Even my teeny elementary-educated brain could do the math:

MJ + zillions of dollars + childhood abuse + social isolation + plastic surgery - melanin = Pale, thin weirdo.

MJ
+ Macaulay Culkin + unlimited access to roller coasters and Bubbles the chimp= Bizarre (but totally plausible) camaraderie.

Parents naming their child 'Macaulay'= NOT REAL.
Shiiiiit. Finally, it was all making sense. All of the hours that I had spent hoping and wishing that Scott Baio would come and babysit me were a huge waste of time. Charles In Charge was a phony, Urkel was a total sham, and nobody on the whole planet had a fucking robot for a sister. I was devastated, but this was certainly not the first time I had been bamboozled in my short little life.

Rewind even further to the age of five, to the time that I found out that Santa was a fraud after stumbling across some gifts in the basement. When I brought it up to my parents later in the day, they shushed me (my little sister was in the car at the time), and promised that we would discuss things later. Near bedtime, I stomped out to the living room and demanded answers. My parents were visibly nervous; they knew I had them by the balls on this one. I had all the proof I needed, and no amount of sugar-coated storytelling would appease my thirst for the truth.

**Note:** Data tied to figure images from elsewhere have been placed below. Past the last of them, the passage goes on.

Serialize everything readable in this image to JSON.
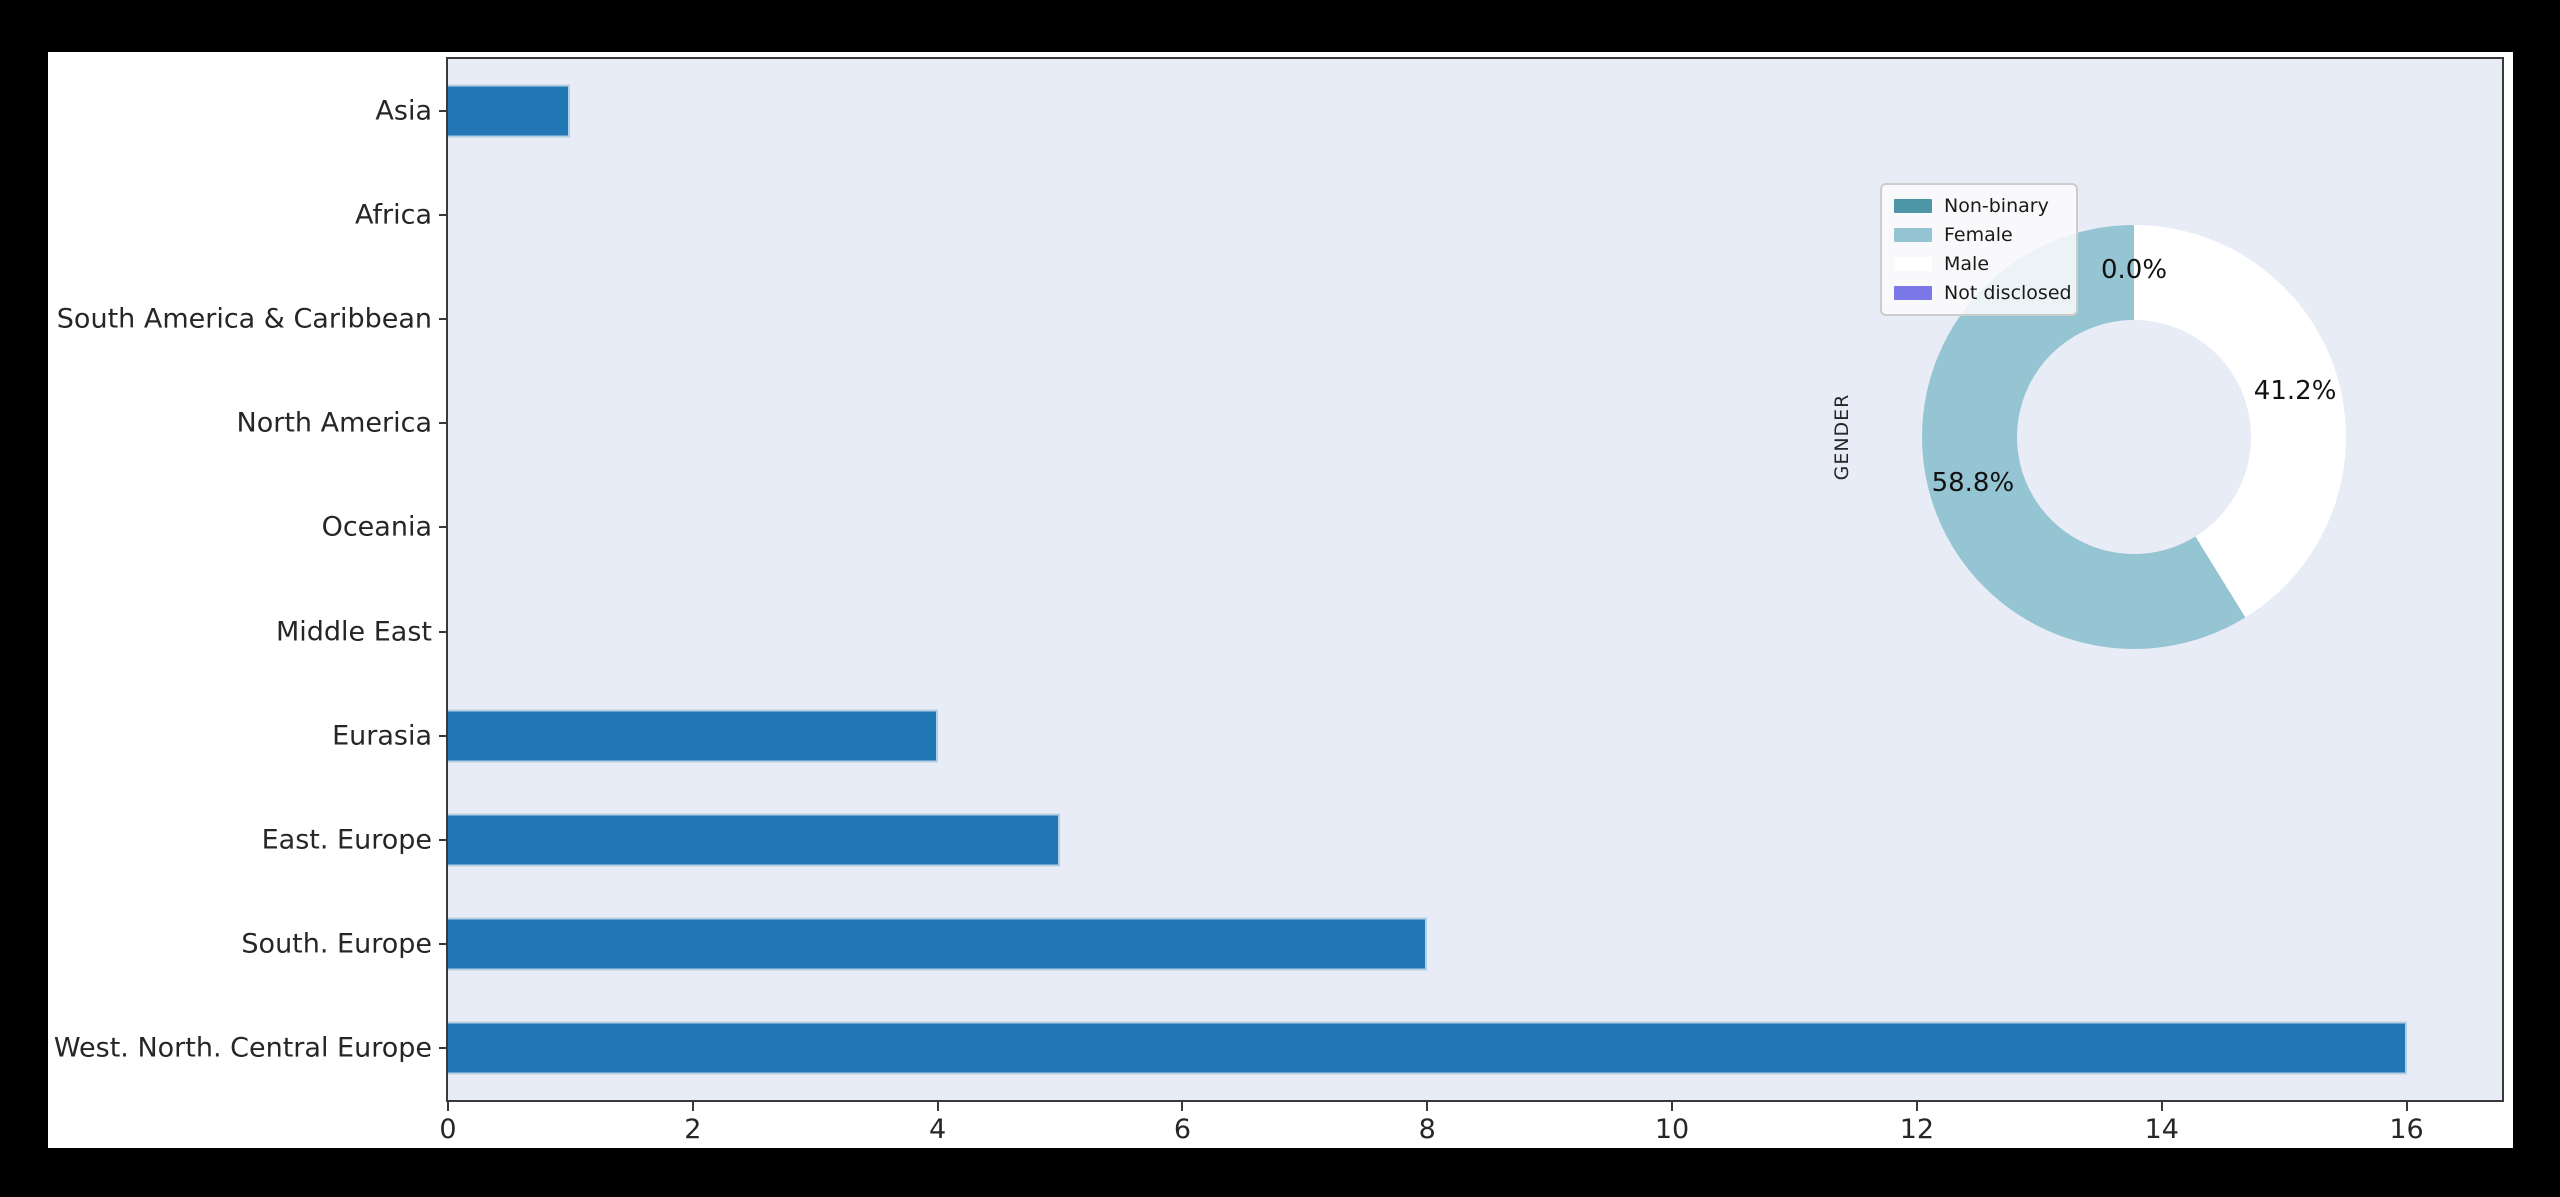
{
  "figure": {
    "outer_background": "#000000",
    "background": "#ffffff",
    "text_color": "#262626",
    "spine_color": "#3a3a3a"
  },
  "chart_data": [
    {
      "type": "bar",
      "orientation": "horizontal",
      "title": "",
      "xlabel": "",
      "ylabel": "",
      "categories": [
        "Asia",
        "Africa",
        "South America & Caribbean",
        "North America",
        "Oceania",
        "Middle East",
        "Eurasia",
        "East. Europe",
        "South. Europe",
        "West. North. Central Europe"
      ],
      "values": [
        1,
        0,
        0,
        0,
        0,
        0,
        4,
        5,
        8,
        16
      ],
      "xlim": [
        0,
        16.78
      ],
      "x_ticks": [
        0,
        2,
        4,
        6,
        8,
        10,
        12,
        14,
        16
      ],
      "grid": false,
      "plot_bg": "#e8ecf7",
      "bar_color": "#2277b5"
    },
    {
      "type": "pie",
      "donut": true,
      "ylabel": "GENDER",
      "start_angle": 90,
      "counterclock": true,
      "pct_distance": 0.79,
      "legend_position": "upper-left-of-pie",
      "slices": [
        {
          "label": "Non-binary",
          "value": 0.0,
          "pct_label": "0.0%",
          "mid_angle": 90,
          "color": "#4c96a8"
        },
        {
          "label": "Female",
          "value": 58.8,
          "pct_label": "58.8%",
          "mid_angle": 195.84,
          "color": "#95c4d2"
        },
        {
          "label": "Male",
          "value": 41.2,
          "pct_label": "41.2%",
          "mid_angle": 15.84,
          "color": "#ffffff"
        },
        {
          "label": "Not disclosed",
          "value": 0.0,
          "pct_label": null,
          "mid_angle": 90,
          "color": "#7c77e8"
        }
      ]
    }
  ]
}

My parents sat me down and patted me on the back. They told me that Santa, the Easter Bunny, and the Tooth Fairy were not real. They kissed me on my forehead, and told me to go crawl into bed.... Nice try, mom and dad.

I needed more answers: why would they ever lie to me like this? My parents were sweating pretty hard at this point (and probably questioning why they bothered to have kids in the first place). They mustered all of their courage, and in the parenting move of the year (1987), gathered together an outrageous tale that satisfied me until I was well into junior high.
"You see", my mom began, "Santa Claus was a real person a long, long time ago. He was a kind and generous man that supplied all of the children around him with gifts at Christmas time". My father stood behind her and nodded confidently; it was clear that I was definitely buying their bullshit. "When he passed away, parents around the world agreed to carry on the tradition in his honor". I went to bed that night without a care in the world. Who the fuck cared if Santa wasn't real, the fact of the matter was that there were folks out there carrying on his legacy.

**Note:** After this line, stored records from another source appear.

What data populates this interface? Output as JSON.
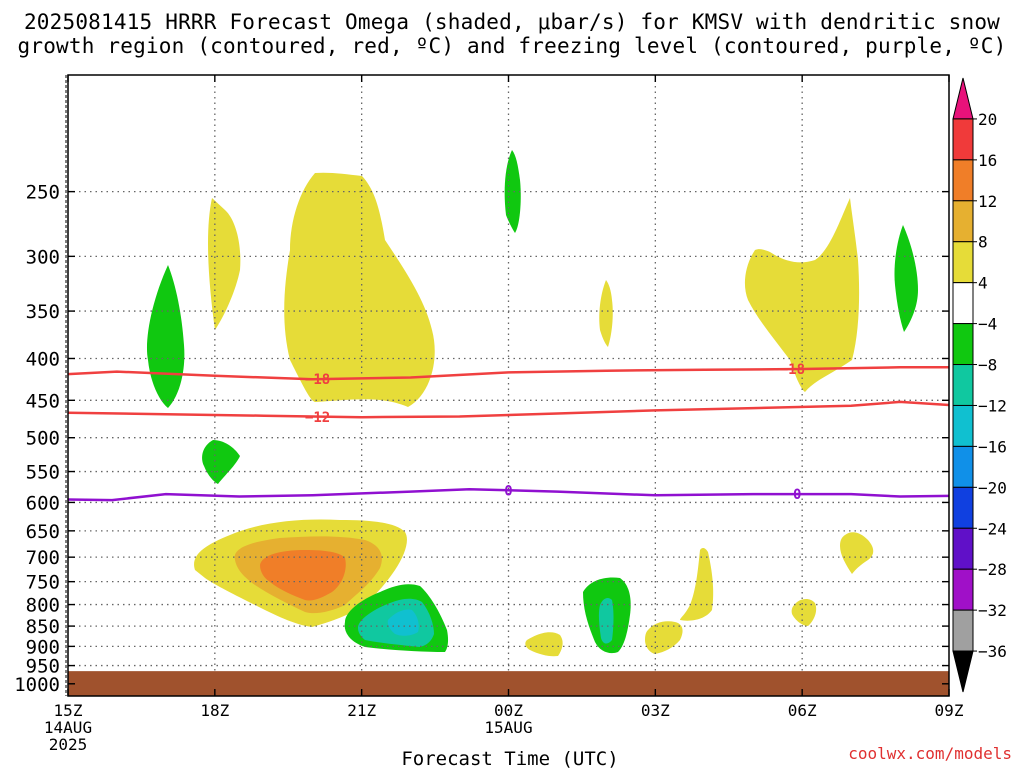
{
  "title_line1": "2025081415 HRRR Forecast Omega (shaded, μbar/s) for KMSV with dendritic snow",
  "title_line2": "growth region (contoured, red, ºC) and freezing level (contoured, purple, ºC)",
  "credit": "coolwx.com/models",
  "chart_data": {
    "type": "heatmap",
    "xlabel": "Forecast Time (UTC)",
    "ylabel": "",
    "x_ticks": [
      {
        "hours": 0,
        "label": [
          "15Z",
          "14AUG",
          "2025"
        ]
      },
      {
        "hours": 3,
        "label": [
          "18Z"
        ]
      },
      {
        "hours": 6,
        "label": [
          "21Z"
        ]
      },
      {
        "hours": 9,
        "label": [
          "00Z",
          "15AUG"
        ]
      },
      {
        "hours": 12,
        "label": [
          "03Z"
        ]
      },
      {
        "hours": 15,
        "label": [
          "06Z"
        ]
      },
      {
        "hours": 18,
        "label": [
          "09Z"
        ]
      }
    ],
    "xlim": [
      0,
      18
    ],
    "ylim_hPa": [
      1035,
      180
    ],
    "y_ticks": [
      250,
      300,
      350,
      400,
      450,
      500,
      550,
      600,
      650,
      700,
      750,
      800,
      850,
      900,
      950,
      1000
    ],
    "grid": true,
    "colorbar": {
      "labels": [
        "20",
        "16",
        "12",
        "8",
        "4",
        "−4",
        "−8",
        "−12",
        "−16",
        "−20",
        "−24",
        "−28",
        "−32",
        "−36"
      ],
      "colors": [
        "#e8127a",
        "#f03a3a",
        "#f07e28",
        "#e6b030",
        "#e6dc38",
        "#ffffff",
        "#10c810",
        "#10c8a0",
        "#10c0d0",
        "#1090e8",
        "#1040e0",
        "#6010c8",
        "#a010c8",
        "#a0a0a0",
        "#000000"
      ]
    },
    "contours": [
      {
        "level": "−18",
        "color": "#f04040",
        "points": [
          [
            0,
            418
          ],
          [
            1,
            415
          ],
          [
            3,
            420
          ],
          [
            5,
            424
          ],
          [
            7,
            422
          ],
          [
            9,
            416
          ],
          [
            11,
            414
          ],
          [
            13,
            413
          ],
          [
            15,
            412
          ],
          [
            17,
            410
          ],
          [
            18,
            410
          ]
        ]
      },
      {
        "level": "−12",
        "color": "#f04040",
        "points": [
          [
            0,
            466
          ],
          [
            2,
            468
          ],
          [
            4,
            470
          ],
          [
            6,
            472
          ],
          [
            8,
            471
          ],
          [
            10,
            467
          ],
          [
            12,
            463
          ],
          [
            14,
            460
          ],
          [
            16,
            457
          ],
          [
            17,
            452
          ],
          [
            18,
            456
          ]
        ]
      },
      {
        "level": "0",
        "color": "#9010d0",
        "points": [
          [
            0,
            595
          ],
          [
            0.9,
            596
          ],
          [
            2,
            586
          ],
          [
            3.5,
            590
          ],
          [
            5,
            588
          ],
          [
            7,
            582
          ],
          [
            8.2,
            578
          ],
          [
            10,
            582
          ],
          [
            12,
            588
          ],
          [
            14,
            586
          ],
          [
            16,
            586
          ],
          [
            17,
            590
          ],
          [
            18,
            589
          ]
        ]
      }
    ],
    "contour_label_positions": [
      {
        "level": "−18",
        "at": [
          5.1,
          424
        ]
      },
      {
        "level": "−18",
        "at": [
          14.8,
          412
        ]
      },
      {
        "level": "−12",
        "at": [
          5.1,
          472
        ]
      },
      {
        "level": "0",
        "at": [
          9.0,
          580
        ]
      },
      {
        "level": "0",
        "at": [
          14.9,
          586
        ]
      }
    ],
    "ground_from_hPa": 965,
    "ground_color": "#a0522d"
  }
}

To this day, I often apply the same mentality to guys like MJ. Sure, he was a real guy at some point. A sad story from the beginning, Michael was a very talented young man (did you know that all of his dance-moves were self-taught?) thrown into the spotlight at a young age. You know that sinking feeling you get when you wake up on Monday morning? Some Mondays, I consider jumping into the river on the way to work, so that I don't have to drag my ass into the office for another lame week. Imagine if you had to feel that way when you were eight years old! By your mid-twenties, you'd be ready for full-blown retirement.

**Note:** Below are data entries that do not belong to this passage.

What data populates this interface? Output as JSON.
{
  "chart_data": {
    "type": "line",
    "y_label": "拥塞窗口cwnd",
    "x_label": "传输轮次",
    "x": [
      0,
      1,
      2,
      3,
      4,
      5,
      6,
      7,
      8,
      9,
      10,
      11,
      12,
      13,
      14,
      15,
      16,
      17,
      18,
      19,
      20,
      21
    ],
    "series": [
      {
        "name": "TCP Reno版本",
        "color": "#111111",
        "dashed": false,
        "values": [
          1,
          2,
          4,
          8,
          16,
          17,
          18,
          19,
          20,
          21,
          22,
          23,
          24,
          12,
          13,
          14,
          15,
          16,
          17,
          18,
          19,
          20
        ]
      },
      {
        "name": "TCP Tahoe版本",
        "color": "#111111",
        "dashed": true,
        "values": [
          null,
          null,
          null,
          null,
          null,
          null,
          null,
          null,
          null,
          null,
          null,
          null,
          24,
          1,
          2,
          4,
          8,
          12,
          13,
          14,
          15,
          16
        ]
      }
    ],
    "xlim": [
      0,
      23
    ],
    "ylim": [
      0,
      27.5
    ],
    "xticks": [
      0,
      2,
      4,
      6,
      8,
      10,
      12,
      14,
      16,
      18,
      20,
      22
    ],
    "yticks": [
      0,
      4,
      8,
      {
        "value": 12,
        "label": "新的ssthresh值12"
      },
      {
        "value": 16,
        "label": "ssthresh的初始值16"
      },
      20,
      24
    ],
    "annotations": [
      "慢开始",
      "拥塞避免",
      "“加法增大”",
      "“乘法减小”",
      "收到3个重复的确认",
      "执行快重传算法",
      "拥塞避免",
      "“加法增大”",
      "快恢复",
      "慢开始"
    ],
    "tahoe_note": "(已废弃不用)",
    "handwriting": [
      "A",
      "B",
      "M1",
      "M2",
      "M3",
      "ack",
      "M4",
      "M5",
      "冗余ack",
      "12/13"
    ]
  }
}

However, no matter how badly he needed it, the public couldn't handle life without MJ in the early nineties. With total dicks like Color Me Badd and Amy Grant tearing up the airwaves, we couldn't stand to lose the guy. What to do, what to do?
Cue up "Michael Jackson", imposter extrordinnaire. MJ leaves the spotlight for the first time in his life, "Michael" steps in and pretends to be MJ, and the rest, as they say, is history.

While "Michael" was totally fucking up that Oprah interview in 1993, MJ was spending time relaxing on his very own island in a rhinestoned speedo, drinking Pepsi out of pineapples and prank calling Liz Taylor. When "Michael" was holding young children over balconies in Berlin, MJ was over at Tupac's Thug Mansion, BBQing and throwing down some tracks with Biggie.

Really, is MJ dead? As far as I'm concerned, he's just started living.

~sarah p.

3 comments:

~sarah p. said...

p.s. Further proof?
http://community.livejournal.com/ohnotheydidnt/37284703.html

Ron said...

I love you, Sarah P. Seriously. You are the best.

melony.bronder said...

This whole post perfectly explains why sarah p will forever be one of the most interesting people i will EVER meet. God I miss you. I think we need to live in the same vicinity. Like, at least in the same country.